How to Build a Memory-Powered Recommendation Layer
Before You Start
Memory-powered recommendations work best when you already have a persistent memory layer storing user interactions. If your application stores memories through Adaptive Recall or a similar system, you already have the data foundation. If you are starting from scratch, you need at minimum a way to store and retrieve user preference memories, a content catalog or action set to recommend from, and a way to display recommendations in your application.
This approach differs from traditional recommendation engines in an important way: it does not require large user populations for collaborative filtering. Memory-based recommendations work on a per-user basis, drawing from that individual's stored history and preferences. This makes them effective even for applications with small user bases or highly individualized use cases where users have little behavioral overlap.
Step-by-Step Implementation
Start by identifying every point in your application where a recommendation could add value. Common surfaces include session start (suggest what to work on based on recent activity), mid-conversation (suggest related topics or next steps), content discovery (surface articles, documentation, or features the user has not explored), and proactive suggestions (alert the user to relevant new content based on their interests).
Each recommendation surface has different constraints. Session start recommendations need to load fast because they are in the critical path. Mid-conversation recommendations need to be contextually relevant to the current discussion. Content discovery can be less time-sensitive but needs to balance novelty with relevance. Define the latency budget, the number of recommendations, and the content type for each surface before building the pipeline.
The user memory profile is the queryable representation of everything the system knows about a user. It combines explicit preferences (stated by the user), implicit preferences (inferred from behavior), interaction history (what the user has engaged with), and entity connections (topics, tools, and concepts the user is associated with in the knowledge graph).
Structure the profile as a set of weighted topics and preferences rather than a flat list.
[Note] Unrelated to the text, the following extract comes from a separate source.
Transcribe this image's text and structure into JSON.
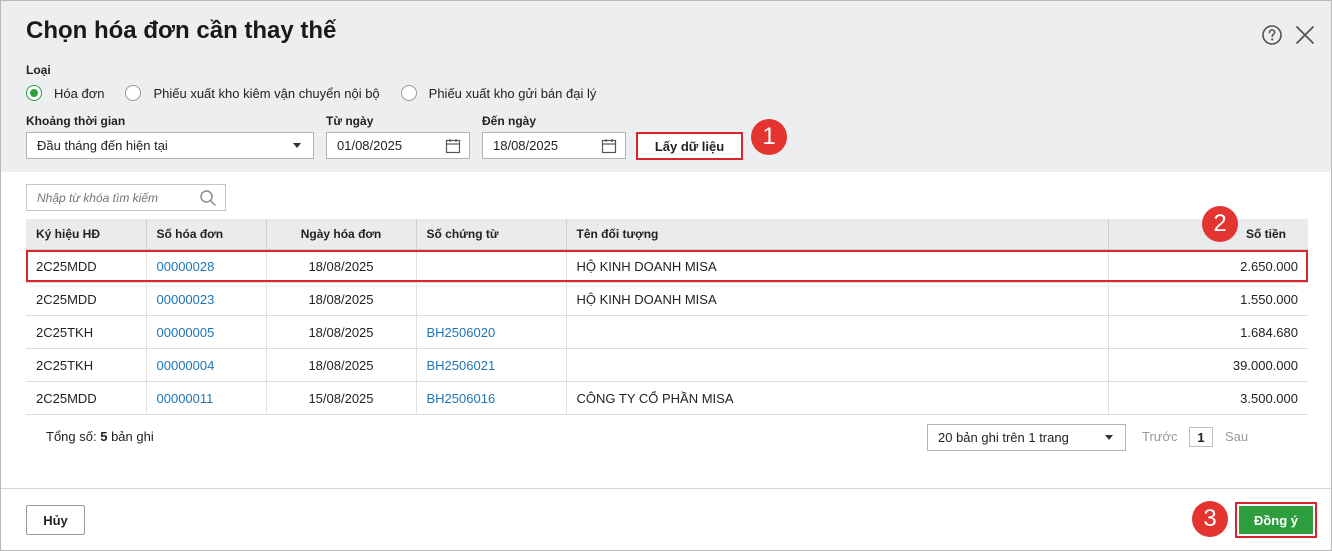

Each topic carries a weight based on how frequently and recently the user has engaged with it. This weighted structure allows the recommendation engine to prioritize topics the user is actively interested in over topics they explored once months ago.
async function buildUserProfile(userId) {
// Retrieve all user memories, sorted by activation
const memories = await recall({
userId: userId,
limit: 100,
sort: 'activation'
});
// Extract weighted topic profile
const topicWeights = {};
for (const memory of memories) {
for (const entity of memory.entities || []) {
const weight = memory.confidence * memory.activation;
topicWeights[entity] = (topicWeights[entity] || 0) + weight;
}
}
// Normalize weights to 0-1 range
const maxWeight = Math.max(...Object.values(topicWeights));
for (const topic in topicWeights) {
topicWeights[topic] /= maxWeight;
}
return {
userId,
topics: topicWeights,
preferences: memories.filter(m => m.type === 'preference'),
recentActivity: memories.slice(0, 10),
negativePreferences: memories.filter(m => m.category === 'negative')
};
}Candidate generation produces a broad set of potentially relevant recommendations. Use the user profile to query your content catalog from multiple angles: semantic similarity to the user's top topics, entity overlap with the user's knowledge graph connections, popularity among similar users (if you have collaborative data), and recency of content creation (to surface new material).
Generate more candidates than you will ultimately show. If you plan to display five recommendations, generate fifty candidates and let the ranking step select the best five. This over-generation ensures that the final recommendations are high quality even when individual candidate sources have mixed relevance.
async function generateCandidates(userProfile, surface) {
const candidates = [];
// Semantic similarity to user's top topics
const topTopics = Object.entries(userProfile.topics)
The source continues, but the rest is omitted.